Abstract
Long inverted repeats (LIRs) are evolutionarily and functionally important structures in genomes because of their involvement in RNA interference, DNA recombination, and gene duplication. Identification of LIRs is highly complicated when mismatches and indels between the repeats are permitted. Long inverted repeat explorer (Lirex) was developed and introduced in this report. Written in Java, Lirex provides a user-friendly interface and allows users to specify LIR searching criteria, such as length of the region, as well as pattern and size of the repeats. Recombinogenic LIRs can be selected on the basis of mismatch rate and internal spacer size from identified LIRs. Lirex, as a cross-platform tool to identify LIRs in a genome, may assist in designing following experiments to explore the function of LIRs. Our tool can identify more LIRs than other LIR searching tools. Lirex is publicly available at http://124.16.219.129/Lirex.
Keywords: Lirex, Inverted repeats, Recombination, Stem-loop, Mismatch rate
Introduction
Inverted repeats are reversely complementary sequences that are located adjacent to each other and mostly separated by an internal spacer in a genome. In single-stranded DNA or RNA, the inverted repeats may form a palindrome or a stem-loop structure. Mismatches between the repeats and the size of loop may affect stability of the stem-loop. Long inverted repeat (LIR) has >30 bp in length [1]. The significance of LIRs in genomes is reflected by their capacity of inducing DNA recombination [2], by their relatedness to gene deletion and amplification [3], [4], [5], and by their involvement in RNA interference [6], [7]. When a stem-loop structure is formed in mRNA by an LIR, the long and stable stem could be processed by Dicer to produce microRNAs (miRNAs) [8]. At present, there are approximately 2000 annotated miRNA genes (http://www.mirbase.org) [9]. The evolutionary significance of the LIRs in primates is still under hot debate. A previous study has identified primate-specific LIRs in long introns of the genes that are involved in development of nervous systems and detoxification in humans [10]. Some of them are suggested to be inducers of cancers [11], [12]. Thus, the functions of LIRs in humans are far more important than previously thought. It is likely that plenty of regulatory elements are hidden in intronic regions of primate genomes but have not been identified yet.
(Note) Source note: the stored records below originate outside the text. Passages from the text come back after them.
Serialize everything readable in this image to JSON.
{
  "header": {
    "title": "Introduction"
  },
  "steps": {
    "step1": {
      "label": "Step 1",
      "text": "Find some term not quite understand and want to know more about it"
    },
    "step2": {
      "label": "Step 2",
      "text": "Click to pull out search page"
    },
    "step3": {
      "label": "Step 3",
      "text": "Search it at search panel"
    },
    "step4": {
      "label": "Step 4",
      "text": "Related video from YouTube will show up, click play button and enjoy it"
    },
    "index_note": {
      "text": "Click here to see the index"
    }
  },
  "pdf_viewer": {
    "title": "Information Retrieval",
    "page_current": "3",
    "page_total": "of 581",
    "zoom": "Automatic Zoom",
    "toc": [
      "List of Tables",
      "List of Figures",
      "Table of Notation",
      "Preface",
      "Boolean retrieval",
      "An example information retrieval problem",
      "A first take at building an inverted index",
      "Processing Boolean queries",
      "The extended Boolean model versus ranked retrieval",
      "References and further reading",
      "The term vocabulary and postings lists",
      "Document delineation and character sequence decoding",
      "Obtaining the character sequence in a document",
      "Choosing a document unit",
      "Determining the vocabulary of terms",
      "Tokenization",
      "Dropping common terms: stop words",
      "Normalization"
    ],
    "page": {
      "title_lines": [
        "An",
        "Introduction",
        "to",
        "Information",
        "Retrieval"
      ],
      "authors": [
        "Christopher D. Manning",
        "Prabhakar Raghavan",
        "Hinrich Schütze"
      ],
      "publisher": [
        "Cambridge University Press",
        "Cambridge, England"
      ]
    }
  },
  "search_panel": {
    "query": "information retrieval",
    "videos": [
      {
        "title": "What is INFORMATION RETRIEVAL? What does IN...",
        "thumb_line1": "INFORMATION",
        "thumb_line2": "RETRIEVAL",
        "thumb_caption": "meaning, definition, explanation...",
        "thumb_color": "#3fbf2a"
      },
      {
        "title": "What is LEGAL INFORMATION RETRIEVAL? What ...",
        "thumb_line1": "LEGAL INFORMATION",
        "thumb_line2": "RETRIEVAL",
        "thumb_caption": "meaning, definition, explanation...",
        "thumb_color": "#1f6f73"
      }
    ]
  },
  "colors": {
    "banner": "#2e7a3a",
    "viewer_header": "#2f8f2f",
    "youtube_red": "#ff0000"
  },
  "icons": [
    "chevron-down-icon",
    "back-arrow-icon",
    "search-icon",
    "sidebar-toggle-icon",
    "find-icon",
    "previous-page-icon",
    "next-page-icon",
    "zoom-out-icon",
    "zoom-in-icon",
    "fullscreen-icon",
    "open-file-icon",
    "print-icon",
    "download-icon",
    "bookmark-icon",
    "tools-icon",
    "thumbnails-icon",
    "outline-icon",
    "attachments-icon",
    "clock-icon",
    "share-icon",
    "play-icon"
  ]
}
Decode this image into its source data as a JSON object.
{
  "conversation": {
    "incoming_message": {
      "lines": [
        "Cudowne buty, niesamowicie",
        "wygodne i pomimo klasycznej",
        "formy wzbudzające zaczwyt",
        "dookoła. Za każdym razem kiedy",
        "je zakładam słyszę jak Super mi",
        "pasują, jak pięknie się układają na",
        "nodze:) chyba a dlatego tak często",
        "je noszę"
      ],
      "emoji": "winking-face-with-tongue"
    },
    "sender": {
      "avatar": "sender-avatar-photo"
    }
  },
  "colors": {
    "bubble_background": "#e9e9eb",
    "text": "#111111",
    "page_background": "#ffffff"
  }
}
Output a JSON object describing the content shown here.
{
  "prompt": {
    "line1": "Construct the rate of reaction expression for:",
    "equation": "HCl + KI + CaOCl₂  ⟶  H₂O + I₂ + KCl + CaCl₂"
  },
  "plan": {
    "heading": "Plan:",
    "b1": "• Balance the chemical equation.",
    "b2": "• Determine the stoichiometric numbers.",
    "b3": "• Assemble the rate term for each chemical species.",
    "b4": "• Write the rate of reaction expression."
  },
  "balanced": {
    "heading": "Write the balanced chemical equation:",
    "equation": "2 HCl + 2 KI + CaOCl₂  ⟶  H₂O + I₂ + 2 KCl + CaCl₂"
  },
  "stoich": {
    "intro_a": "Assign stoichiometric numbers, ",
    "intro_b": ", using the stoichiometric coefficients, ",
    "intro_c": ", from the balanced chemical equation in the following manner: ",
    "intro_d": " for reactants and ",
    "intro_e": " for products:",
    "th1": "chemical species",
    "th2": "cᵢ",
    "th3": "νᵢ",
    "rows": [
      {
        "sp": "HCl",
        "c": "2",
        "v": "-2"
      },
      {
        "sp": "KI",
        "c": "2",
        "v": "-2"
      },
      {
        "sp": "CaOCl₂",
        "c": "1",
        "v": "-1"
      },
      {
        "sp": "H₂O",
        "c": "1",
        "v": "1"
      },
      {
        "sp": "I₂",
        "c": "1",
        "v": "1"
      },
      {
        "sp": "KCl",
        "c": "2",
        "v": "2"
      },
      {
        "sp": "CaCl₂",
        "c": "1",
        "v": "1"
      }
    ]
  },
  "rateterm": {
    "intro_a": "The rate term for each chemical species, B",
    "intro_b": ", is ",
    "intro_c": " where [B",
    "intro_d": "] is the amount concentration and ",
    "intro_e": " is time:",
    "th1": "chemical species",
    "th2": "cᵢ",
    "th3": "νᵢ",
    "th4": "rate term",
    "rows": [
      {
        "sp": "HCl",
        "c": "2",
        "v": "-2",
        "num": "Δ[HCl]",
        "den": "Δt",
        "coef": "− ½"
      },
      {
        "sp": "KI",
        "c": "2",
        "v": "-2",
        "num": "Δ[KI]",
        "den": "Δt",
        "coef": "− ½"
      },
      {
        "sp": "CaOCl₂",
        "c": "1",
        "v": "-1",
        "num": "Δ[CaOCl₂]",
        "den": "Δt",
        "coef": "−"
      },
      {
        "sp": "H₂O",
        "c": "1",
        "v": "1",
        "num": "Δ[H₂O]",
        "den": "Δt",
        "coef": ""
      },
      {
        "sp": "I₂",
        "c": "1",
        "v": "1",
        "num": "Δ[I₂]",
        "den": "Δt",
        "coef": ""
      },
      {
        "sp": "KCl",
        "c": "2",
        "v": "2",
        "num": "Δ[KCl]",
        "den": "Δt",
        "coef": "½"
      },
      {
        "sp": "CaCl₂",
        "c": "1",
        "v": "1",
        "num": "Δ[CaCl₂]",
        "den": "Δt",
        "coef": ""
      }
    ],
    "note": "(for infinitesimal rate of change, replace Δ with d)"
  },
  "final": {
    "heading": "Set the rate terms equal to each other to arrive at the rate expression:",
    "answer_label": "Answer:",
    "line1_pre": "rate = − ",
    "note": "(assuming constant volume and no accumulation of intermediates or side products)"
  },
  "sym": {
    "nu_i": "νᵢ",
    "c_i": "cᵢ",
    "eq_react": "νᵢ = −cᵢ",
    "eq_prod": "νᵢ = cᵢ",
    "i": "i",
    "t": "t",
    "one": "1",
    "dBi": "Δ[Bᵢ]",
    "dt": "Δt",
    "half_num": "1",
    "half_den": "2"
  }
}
Several tools are available for searching LIRs. These include IRF (https://tandem.bu.edu/cgi-bin/irdb/irdb.exe), detectIR [13], EMBOSS palindrome tool (http://emboss.bioinformatics.nl/cgi-bin/emboss/palindrome), as well as integrated functions in BIOPHP (http://www.biophp.org) and MATLAB (https://www.mathworks.com/products/matlab.html). IRF and detectIR allow users to find LIRs with mismatches between inverted repeats. However, these methods can only detect limited number of LIRs due to simplicity of algorithms in dealing with mismatches. In this study, we introduce Lirex, a new tool, trying to detect more possible LIRs in genomes by searching the genomes exhaustively. We hope the release of Lirex will help to discover novel LIRs across a growing number of genomes and to revisit the significance of LIRs in evolution.
Algorithm
Lirex is a Java tool and can be implemented on different systems, including Windows, Mac, and Linux. To identify an LIR, a pair of short fragments (also called “seed”) should be located in a DNA window of a defined size. Once pairing counterpart of a seed is found, both ends of the seed would be extended to search for pairing nucleotides with the counterpart (Figure 1). The inward extension terminates when there is no spacer between the seed and its pairing counterpart. One mismatch or insertion/deletion (indel) is permitted if subsequent pairing allows the extension to continue. There is no length limitation for outward extension until it is terminated by two continuous mismatches or indels. If the seed is extended to >30 bp, GC content and mismatch rate (N/L; N refers to the number of mismatches and L represents the length of stem) of the seed will be calculated. GC content is calculated to exclude the low complexity LIRs like (TA)n. If the mismatch rate is <15% (i.e., identity of repeats >85%) and GC content is >20%, a primary LIR is identified (Figure 1). Then a new round of search starts by positioning a new pairing oligonucleotide for the seed of the previous primary LIR at the 3′ downstream of the previous internal spacer. When the previous internal spacer is <5 bp, the sliding window will move to the 3′ end of the previous LIR and start a new round of LIR search.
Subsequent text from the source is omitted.